Spinocerebellar ataxia type 1 (Spinocerebellar ataxia type 1 -SCA1-) - Gen ATXN1
Spinocerebellar ataxia type 1 (SCA1: Spinocerebellar Ataxia type 1), is a process characterized by progressive movement problems affecting motor coordination and balance (ataxia). Other signs include impairment of speech and swallowing, spasticity, and ophthalmoplegia. The weakness of ocular muscles causes nystagmus. Patients may have difficulty processing, learn and remember information (cognitive impairment). Eventually, individuals with SCA1 can develop sensory neuropathy, dystonia, muscle wasting (atrophy) and twitches. Rarely it has been reported stiffness, tremors and jerky involuntary movements (chorea) in people who have been affected for many years.
Signs and symptoms of the disorder usually manifest in early adulthood, but can occur at any time from childhood to late adulthood. People with SCA1 typically survive 10 to 20 years after the onset of symptoms.
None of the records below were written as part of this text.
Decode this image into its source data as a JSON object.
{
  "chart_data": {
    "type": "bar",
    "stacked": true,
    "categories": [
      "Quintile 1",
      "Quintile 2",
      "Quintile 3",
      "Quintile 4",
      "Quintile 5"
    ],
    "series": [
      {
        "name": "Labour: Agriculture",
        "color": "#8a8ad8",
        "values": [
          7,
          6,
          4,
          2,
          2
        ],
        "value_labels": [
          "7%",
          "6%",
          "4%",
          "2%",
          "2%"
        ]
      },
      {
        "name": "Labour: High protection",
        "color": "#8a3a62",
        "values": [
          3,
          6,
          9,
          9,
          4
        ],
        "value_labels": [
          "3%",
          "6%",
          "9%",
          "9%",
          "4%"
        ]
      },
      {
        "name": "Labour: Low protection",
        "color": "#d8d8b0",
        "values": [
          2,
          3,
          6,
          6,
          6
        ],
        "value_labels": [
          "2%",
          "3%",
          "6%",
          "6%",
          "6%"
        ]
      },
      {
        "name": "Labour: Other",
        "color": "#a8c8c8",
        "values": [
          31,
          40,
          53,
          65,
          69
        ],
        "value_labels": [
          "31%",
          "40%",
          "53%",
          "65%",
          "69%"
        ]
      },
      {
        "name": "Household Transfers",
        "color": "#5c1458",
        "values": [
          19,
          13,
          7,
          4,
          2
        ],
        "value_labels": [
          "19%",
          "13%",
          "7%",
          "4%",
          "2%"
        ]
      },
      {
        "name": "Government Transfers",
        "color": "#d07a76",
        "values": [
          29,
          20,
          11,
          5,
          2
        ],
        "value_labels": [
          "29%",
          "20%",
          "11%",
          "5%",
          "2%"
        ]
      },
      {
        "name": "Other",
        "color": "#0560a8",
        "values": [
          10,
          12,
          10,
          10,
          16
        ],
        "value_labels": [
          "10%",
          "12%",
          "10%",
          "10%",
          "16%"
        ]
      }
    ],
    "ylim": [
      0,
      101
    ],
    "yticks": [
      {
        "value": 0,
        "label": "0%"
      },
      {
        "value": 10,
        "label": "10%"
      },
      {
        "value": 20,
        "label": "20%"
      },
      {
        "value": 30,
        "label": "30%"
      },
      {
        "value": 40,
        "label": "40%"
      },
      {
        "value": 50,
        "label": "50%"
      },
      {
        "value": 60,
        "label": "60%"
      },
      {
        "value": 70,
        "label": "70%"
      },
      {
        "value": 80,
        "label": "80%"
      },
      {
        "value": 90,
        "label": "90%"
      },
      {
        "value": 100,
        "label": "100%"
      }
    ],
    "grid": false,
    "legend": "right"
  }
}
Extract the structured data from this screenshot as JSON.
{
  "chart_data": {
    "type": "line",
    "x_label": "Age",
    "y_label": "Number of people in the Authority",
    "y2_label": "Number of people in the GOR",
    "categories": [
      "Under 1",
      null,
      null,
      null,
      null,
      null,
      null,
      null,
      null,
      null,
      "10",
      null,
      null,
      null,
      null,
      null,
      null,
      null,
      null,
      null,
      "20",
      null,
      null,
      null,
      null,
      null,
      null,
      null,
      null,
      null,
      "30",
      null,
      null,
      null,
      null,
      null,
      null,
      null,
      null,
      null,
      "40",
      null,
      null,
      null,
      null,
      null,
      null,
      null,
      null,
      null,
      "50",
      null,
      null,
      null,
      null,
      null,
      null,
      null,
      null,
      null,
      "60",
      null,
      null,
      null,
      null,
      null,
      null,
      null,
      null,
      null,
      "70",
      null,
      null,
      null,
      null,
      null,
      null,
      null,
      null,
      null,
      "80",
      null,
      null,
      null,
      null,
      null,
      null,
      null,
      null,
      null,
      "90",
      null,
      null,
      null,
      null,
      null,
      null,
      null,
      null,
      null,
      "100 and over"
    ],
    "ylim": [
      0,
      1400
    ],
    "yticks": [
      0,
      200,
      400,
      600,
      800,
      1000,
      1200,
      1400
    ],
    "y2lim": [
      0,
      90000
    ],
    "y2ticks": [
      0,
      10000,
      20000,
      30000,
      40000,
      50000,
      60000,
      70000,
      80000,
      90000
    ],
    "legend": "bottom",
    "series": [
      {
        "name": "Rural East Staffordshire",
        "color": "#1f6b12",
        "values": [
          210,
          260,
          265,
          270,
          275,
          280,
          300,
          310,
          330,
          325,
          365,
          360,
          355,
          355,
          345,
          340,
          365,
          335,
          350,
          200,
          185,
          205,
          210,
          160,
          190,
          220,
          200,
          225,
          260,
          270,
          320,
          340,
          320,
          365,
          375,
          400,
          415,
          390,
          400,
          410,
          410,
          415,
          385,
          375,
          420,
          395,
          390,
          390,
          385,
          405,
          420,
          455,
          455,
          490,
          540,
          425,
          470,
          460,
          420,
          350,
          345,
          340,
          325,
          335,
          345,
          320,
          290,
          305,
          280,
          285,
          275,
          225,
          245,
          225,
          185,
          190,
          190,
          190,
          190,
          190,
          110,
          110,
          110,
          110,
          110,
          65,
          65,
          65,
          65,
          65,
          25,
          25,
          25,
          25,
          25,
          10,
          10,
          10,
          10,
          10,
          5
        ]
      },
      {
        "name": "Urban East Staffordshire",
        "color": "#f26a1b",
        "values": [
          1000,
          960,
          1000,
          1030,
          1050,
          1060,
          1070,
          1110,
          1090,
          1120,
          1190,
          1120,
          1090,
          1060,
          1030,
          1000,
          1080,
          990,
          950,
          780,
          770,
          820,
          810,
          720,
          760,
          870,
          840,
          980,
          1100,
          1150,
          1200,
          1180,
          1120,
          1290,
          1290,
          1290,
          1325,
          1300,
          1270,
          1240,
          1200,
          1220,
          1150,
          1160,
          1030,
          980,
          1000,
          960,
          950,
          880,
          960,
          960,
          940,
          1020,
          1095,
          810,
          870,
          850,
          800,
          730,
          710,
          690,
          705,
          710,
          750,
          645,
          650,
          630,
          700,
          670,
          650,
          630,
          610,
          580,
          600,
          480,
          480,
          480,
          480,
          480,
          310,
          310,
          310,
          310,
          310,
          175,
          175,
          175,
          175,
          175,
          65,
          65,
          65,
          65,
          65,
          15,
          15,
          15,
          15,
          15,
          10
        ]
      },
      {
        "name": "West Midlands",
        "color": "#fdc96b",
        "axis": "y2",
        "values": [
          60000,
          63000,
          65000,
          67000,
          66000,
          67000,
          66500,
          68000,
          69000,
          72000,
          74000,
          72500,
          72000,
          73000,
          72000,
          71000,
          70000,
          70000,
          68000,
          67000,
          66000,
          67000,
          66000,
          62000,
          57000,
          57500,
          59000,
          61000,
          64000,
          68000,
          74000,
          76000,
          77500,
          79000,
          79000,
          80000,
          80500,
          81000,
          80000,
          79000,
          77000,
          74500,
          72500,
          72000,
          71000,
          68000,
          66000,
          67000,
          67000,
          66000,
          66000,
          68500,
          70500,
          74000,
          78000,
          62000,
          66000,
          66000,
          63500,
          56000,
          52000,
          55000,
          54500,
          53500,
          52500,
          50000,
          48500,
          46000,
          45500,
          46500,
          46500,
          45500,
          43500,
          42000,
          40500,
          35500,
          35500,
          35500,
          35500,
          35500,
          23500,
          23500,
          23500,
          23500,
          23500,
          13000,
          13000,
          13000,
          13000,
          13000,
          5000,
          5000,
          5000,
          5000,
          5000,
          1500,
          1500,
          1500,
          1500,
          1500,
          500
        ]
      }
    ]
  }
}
The mutations in the affected ATXN1 gene located on the short arm of chromosome 6 (6p23). This gene contains the information for the synthesis of the "ataxin-1" protein. This protein is found in the cell nucleus throughout the body, but its function is unknown. It is thought that the "ataxin-1" can participate in the regulation of protein synthesis, including the early stages of protein production (transcription), and processing of the messenger RNA.
ATXN1 gene mutations affect a part of the DNA sequence of chromosome 6 with repetitions CAG. Normally, the sequence CAG, has of 4-39 repetitions. In affected by SCA1, this triplet is repeated between 40 and 80 times. Those affected with 40 to 50 CAG repeats develop the first signs and symptoms in middle age of life; while those with more than 70 repetitions, they develop signs and symptoms in adolescence. The increase in length of the sequence CAG repeats, resulting in a protein "ataxin-1" excessively long, which is folded in a wrong three - dimensional structure. This abnormal protein binds to other proteins to form aggregates in the nucleus of cells. These aggregates prevent the "ataxin-1" operates normally, damaging cells and causing their death. For unknown reasons, aggregates "ataxin-1", only found in the brain and spinal cord (CNS). The cells of the cerebellum, responsible for controlling the movements are very sensitive to changes in form and function "ataxin-1".
The disease has an autosomal dominant, which means that a single copy of the gene altered in each cell is sufficient to trigger the disease. An affected person inherits the altered gene from one affected parent, although some affected do not have a parent with the disease. When moving from one generation to the next, the length of the sequence triplet CAG repeated often increases, and repeats often associated with earlier onset of signs and symptoms (early), which in turn is more evident when the gene is inherited from the father altered. People with about 35 repetitions of CAG do not develop the disease but are at risk of their offspring developing affectation, since moving from parent to child, the size of the repeated sequences increases.
Tests performed in IVAMI: in IVAMI perform detection of mutations associated conataxia spinocerebellar type 1 (SCA1), by complete PCR amplification of exons ATXN1 gene, and subsequent sequencing.
Samples recommended: EDTA blood collected for separation of blood leukocytes, or impregnated sample card with dried blood (IVAMI may mail the card to deposit the blood sample).